Monetary policy in the Euro Area is an exclusive EU competence, and indeed Article 136 allows the EU institutions to adopt measures specific to those countries (the “two pack” is one example). Moreover, the Euro Area MS agreed the European Stability Mechanism (ESM) outside the Treaty framework.

However, in the crisis response, it was also necessary to implicate MS “with a derogation”, i.e. not yet using the euro, in the additional actions. Outside the EU framework, the non-binding Euro Plus Pact and subsequently the binding “Fiscal Compact”, aimed in particular at increasing budgetary discipline, have been adopted by most MS. The “European Semester”, part based on EU law (the revised Stability and Growth Pact) and part on these agreements, gives the Commission strong powers to evaluate national measures.

Political legitimacy

Whilst these intergovernmental arrange­ments do implicate the EU institutions, notably the Commission, the European Parliament has had a minimal role, both in their agreement and now in their implementation. Moreover, the varying institutional architecture and decision-making processes leads to a lack of trans­parency, legal complexity and a “demo­cratic deficit“, with neither the EP nor national parlia­ments able to exercise effective oversight.

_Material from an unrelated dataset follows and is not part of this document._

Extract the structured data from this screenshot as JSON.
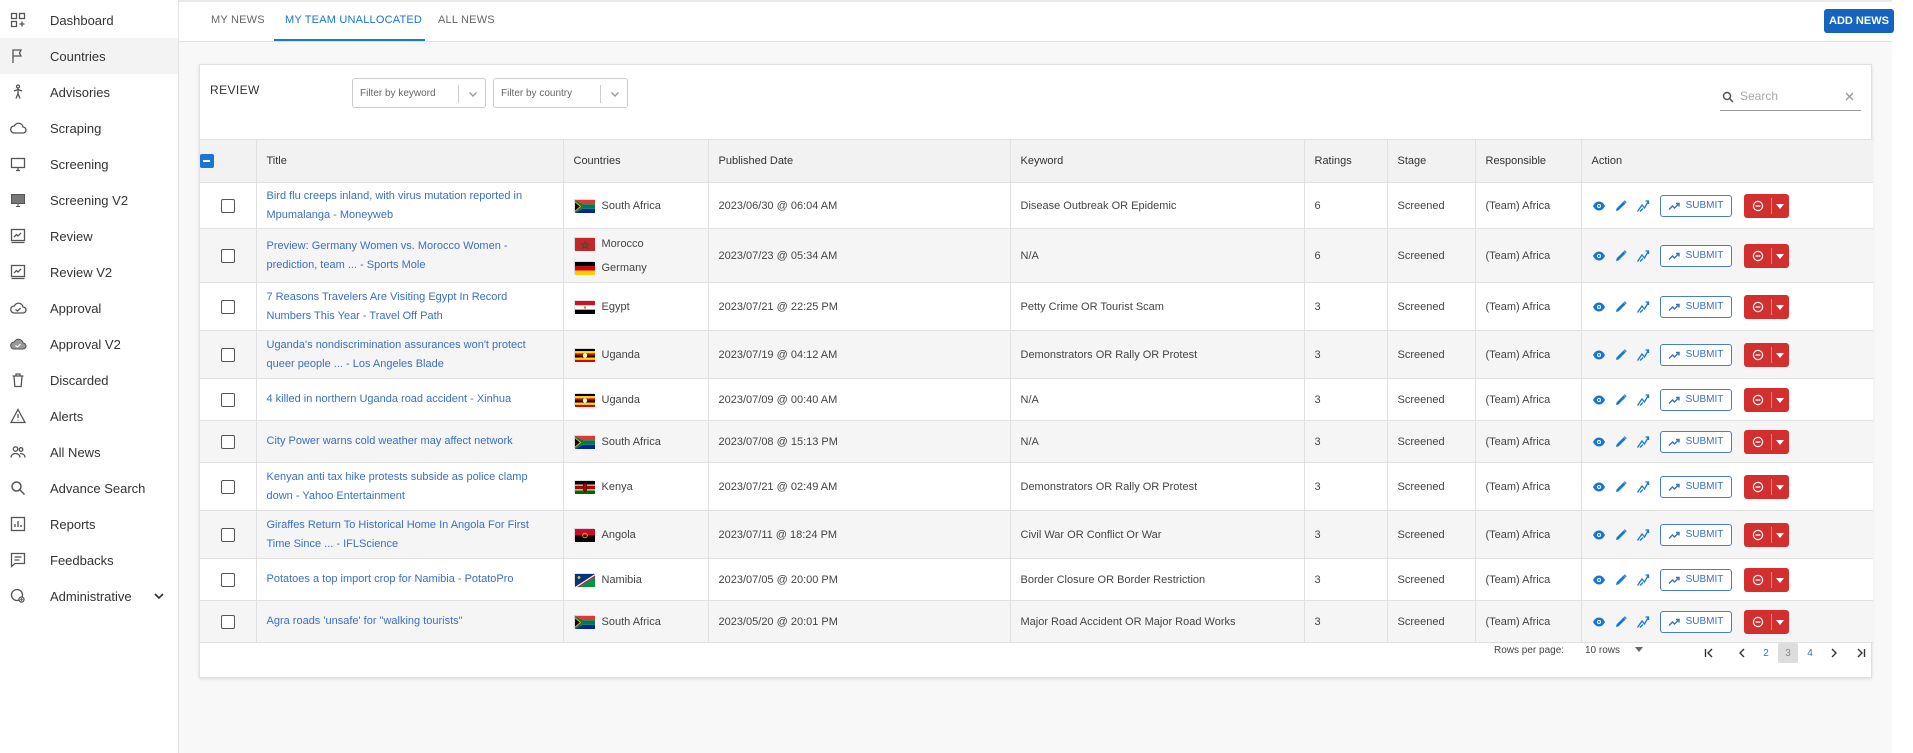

The report from the Constitutional Affairs Committee (rapporteurs Roberto Gualtieri, S&D Italy and Rafał Trzaskowski, EPP, Poland) underlines the importance of using all the options within the Treaties in preference to the intergovernmental approach, and thus preserv­ing the Community method. Moreover, whilst the EP has gained a decisive role in the adop­tion of much legislation, it needs to become more involved in supervising its implemen­tation and in oversight of the institutions involved, in particular the European Central Bank, the ESM and the “Troika”.